Vic leaned forward in his chair, folding his arms on the polished oak desk and looking down. When he glanced up again he was still smiling. But now tears were coursing down his cheeks.
“Vic?” It shocked Jonah. He’d never seen Vic as the crying type.
“Three days since breach. It feels like three years. We’re in the middle of forging history. But when times are quieter, I wonder what the hell have we done down here… what have we done?” He was still smiling through the tears, because he knew well enough that their names would soon be known. Theirs, and Bill Coldbrook’s, may he rest in peace. But here
were Vic’s damn doubts again, and Jonah was buggered if he was going to let them spoil the moment.
He pulled the cork and breathed in the whisky fumes. Heavenly. Closing his eyes he tried again to think of home, but Wales was far away in distance and memory. Twenty-seven years since he’d left. Perhaps now he could make that journey again.
“We’ve made history,” Jonah said. “We’ve changed the world.”
“Don’t you mean “worlds”?” Vic’s tears had ceased, and he absent-mindedly wiped at his face, unconcerned that Jonah should see him like this.
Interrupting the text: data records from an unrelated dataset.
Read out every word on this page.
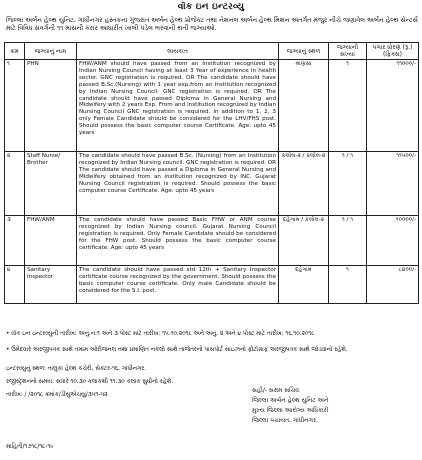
વૉક ઇન ઇન્ટરવ્યુ
જિલ્લા અર્બન હેલ્થ યુનિટ, ગાંધીનગર હસ્તકના ગુજરાત અર્બન હેલ્થ પ્રોજેક્ટ તથા નેશનલ અર્બન હેલ્થ મિશન અંતર્ગત મંજુર નીચે જણાવેલ અર્બન હેલ્થ સેન્ટર્સ માટે વિવિધ સંવર્ગની ૧૧ માસની કરાર આધારીત ખાલી પડેલ ભરવાની થતી જગ્યાઓ.
ક્રમ	જગ્યાનું નામ	લાયકાત	જગ્યાનું સ્થળ	જગ્યાની સંખ્યા	પગાર ધોરણ (રૂ.) (ફિક્સ)
૧	PHN	FHW/ANM should have passed from an Institution recognized by Indian Nursing Council having at least 3 Year of experience in health sector. GNC registration is required. OR The candidate should have passed B.Sc.(Nursing) with 1 year exp.from an Institution recognized by Indian Nursing Council. GNC registration is required. OR The candidate should have passed Diploma in General Nursing and Midwifery with 2 years Exp. From and institution recognized by Indian Nursing Council GNC registration is required. In addition to 1, 2, 3 only Female Candidate should be considered for the LHV/FHS post. Should possess the basic computer course Certificate. Age: upto 45 years	માણસા	૧	૧૧૦૦૦/-
૨	Staff Nurse/ Brother	The candidate should have passed B.Sc. (Nursing) from an Institution recognized by Indian Nursing council. GNC registration is required. OR The candidate should have passed a Diploma in General Nursing and Midwifery obtained from an institution recognized by INC. Gujarat Nursing Council registration is required. Should possess the basic computer course Certificate. Age: upto 45 years	કલોલ-૨ / કલોલ-૨	૧ / ૧	૧૧૫૦૦/-
૩	FHW/ANM	The candidate should have passed Basic FHW or ANM course recognized by Indian Nursing council. Gujarat Nursing Council registration is required. Only Female Candidate should be considered for the FHW post. Should possess the basic computer course certificate. Age: upto 45 years	દહેગામ / કલોલ-૨	૧ / ૧	૧૦૦૦૦/-
૪	Sanitary Inspector	The candidate should have passed std 12th + Sanitary Inspector certificate course recognized by the government. Should possess the basic computer course certificate. Only male Candidate should be considered for the S.I. post.	દહેગામ	૧	૮૪૦૦/-
• વૉક ઇન ઇન્ટરવ્યુની તારીખ: અનુ.નં.૧ અને ૩ પોસ્ટ માટે તારીખ: ૧૫.૧૦.૨૦૧૮ અને અનુ. ૨ અને ૪ પોસ્ટ માટે તારીખ: ૧૬.૧૦.૨૦૧૮
• ઉમેદવારે અરજીપત્રક સાથે તમામ ઓરીજનલ તથા પ્રમાણિત નકલો સાથે તાજેતરનો પાસપોર્ટ સાઇઝનો ફોટોગ્રાફ અરજીપત્રક સાથે જોડવાનો રહેશે.
ઇન્ટરવ્યુનું સ્થળ: તાલુકા હેલ્થ કચેરી, સેક્ટર-૧૬, ગાંધીનગર.
રજીસ્ટ્રેશનનો સમય: સવારે ૧૦.૩૦ કલાકથી ૧૧.૩૦ કલાક સુધીનો રહેશે.
તારીખ: / /૨૦૧૮ ક્રમાંક/ડીયુએચયુ/૩૫૧-૫૨
સહી/- સક્ષમ સચિવ
જિલ્લા અર્બન હેલ્થ યુનિટ અને
મુખ્ય જિલ્લા આરોગ્ય અધિકારી
જિલ્લા પંચાયત, ગાંધીનગર.
માહિતી/૧૭૧૮/૧૮-૧૯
That made Jonah respect him a little bit more. They both knew that what they’d achieved was much larger than either of them, and that history was being made with every breath they took, every thought they had. I’ll write a book about this one day, Vic had said after another failed attempt several years before, and Jonah had smiled coolly and asked if that was all he wanted.
Now he knew that within a couple of years what they’d done would fill whole libraries.
They’d drunk together many times before, discussing the day’s work and speculating about the future. They’d been accepting of each other’s differences, and over time had developed a mutual respect. But Vic’s lack of passion—his doubts and concerns, which Jonah had always taken as a lack of confidence—had always formed a barrier.
Vic picked up one tumbler and raised it. Jonah clinked glasses with him.
“A toast,” Jonah said, “to Bill Coldbrook. I wish he could have been here to see this.”
“If he was, you wouldn’t be.”
Jonah ignored the quip and drank, closing his eyes and savouring the smooth burn of the whisky through his mouth and down his throat. It never failed to warm the depths of him. His eyelid twitched and he thought of the terrible nightmares, the thing he’d dreamed staring down into his face. He opened his eyes again and Vic was staring at him. He hadn’t touched his drink.